Araştırmacılar, çayırın genetik olarak ne kadar çeşitli olduğunu anlamak için geniş bir alan boyunca çeşitli kırpıntılardan örnekler alarak bu deniz çayırı üzerinde çalışıyorlardı. Araştırma, deniz çayırını yaklaşan iklim değişikliği tehdidinden korumaya yardımcı olmayı amaçlıyordu. Çayırda tam olarak kaç farklı bitkinin yetiştiğini öğrenmek isterken, hiç beklemedikleri bir sonuçla karşılaştılar.
1 Haziran’da Proceedings of the Royal Society B dergisinde yayınlanan çalışmayı yöneten Batı Avustralya Üniversitesi’nden bir öğrenci olan Jane Edgeloe şu cümleyi kurdu “Cevap bizi şaşırttı – Bu sadece tek bir bitkiydi…“
Çayırın, Poseidon’un şerit otu veya Posidonia australis’in tek bir klonuna ev sahipliği yaptığını buldular. Bu bitkinin ilk olarak yaklaşık 4.500 yıl önce filizlenmiş olması ve Shark Bay’de tüm bu süre boyunca görünüşe göre pek rahatsız edilmeden büyümüş olması muhtemel görülüyor.
Güney Avustralya’daki Flinders Üniversitesi’nden ekolojist Martin Breed, “Bu kadar uzun süre nasıl hayatta kaldığı ve büyüdüğü gerçekten kafa karıştırıcı” dedi. Breed, Shark Bay’deki yelpazesindeki bazı ince genetik farklılıkların, deniz çayırının deniz altındaki krallığındaki değişen yerel koşullara uyum sağlamasına yardımcı olabileceğini belirtiyor.
Şimdi araştırma, bu bitkinin içinde yaşadığı oldukça değişken çevreye karşı böyle bir esnekliği nasıl geliştirdiğini anlamaya odaklanacak.

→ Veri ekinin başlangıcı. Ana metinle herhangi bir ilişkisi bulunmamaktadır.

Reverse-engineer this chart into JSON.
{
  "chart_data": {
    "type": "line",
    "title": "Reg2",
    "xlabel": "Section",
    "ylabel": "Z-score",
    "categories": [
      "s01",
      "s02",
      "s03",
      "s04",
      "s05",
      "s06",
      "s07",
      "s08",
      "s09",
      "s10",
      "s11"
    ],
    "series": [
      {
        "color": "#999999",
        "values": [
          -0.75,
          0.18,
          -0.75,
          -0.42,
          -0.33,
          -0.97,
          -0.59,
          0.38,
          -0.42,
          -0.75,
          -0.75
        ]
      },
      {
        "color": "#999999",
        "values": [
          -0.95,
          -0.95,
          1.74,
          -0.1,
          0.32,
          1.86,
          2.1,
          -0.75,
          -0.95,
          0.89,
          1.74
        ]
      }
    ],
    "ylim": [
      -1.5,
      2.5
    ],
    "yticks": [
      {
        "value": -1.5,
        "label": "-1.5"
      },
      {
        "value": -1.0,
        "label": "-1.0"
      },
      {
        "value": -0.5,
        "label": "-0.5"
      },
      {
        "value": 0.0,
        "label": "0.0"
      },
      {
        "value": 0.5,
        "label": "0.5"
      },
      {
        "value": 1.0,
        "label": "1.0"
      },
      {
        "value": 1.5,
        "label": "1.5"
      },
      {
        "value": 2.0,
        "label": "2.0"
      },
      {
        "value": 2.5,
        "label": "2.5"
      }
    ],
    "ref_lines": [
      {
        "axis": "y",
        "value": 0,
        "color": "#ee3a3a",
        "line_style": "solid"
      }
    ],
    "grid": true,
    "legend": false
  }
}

Sonuç olarak elde edilen iç görüler, özellikle Dünya’nın okyanusları ısınmaya başladığında, deniz çayırı adaptasyonunu anlamak için faydalı olabilir.
Frontiers in Marine Science’da aynı gün yayınlanan bir başka rapor, Avustralya’nın deniz çayırlarının geleceğinin kıyı gelişimi ve iklim değişikliği tarafından tehdit edildiğini öne sürüyor. Özellikle sel ve aşırı yağmur ülkenin doğu kıyılarını etkilediğinden ve su yollarını kirlettiğinden dolayı, deniz çayırlarının çok fazla zorlukla karşılaştığı belirtiliyor. Bu yeni keşfedilen çayırın istenilen esnekliğe nasıl ulaştığını anlamak, ekosistemleri korumak ve sürdürmek için önemli bir rol oynayabilir.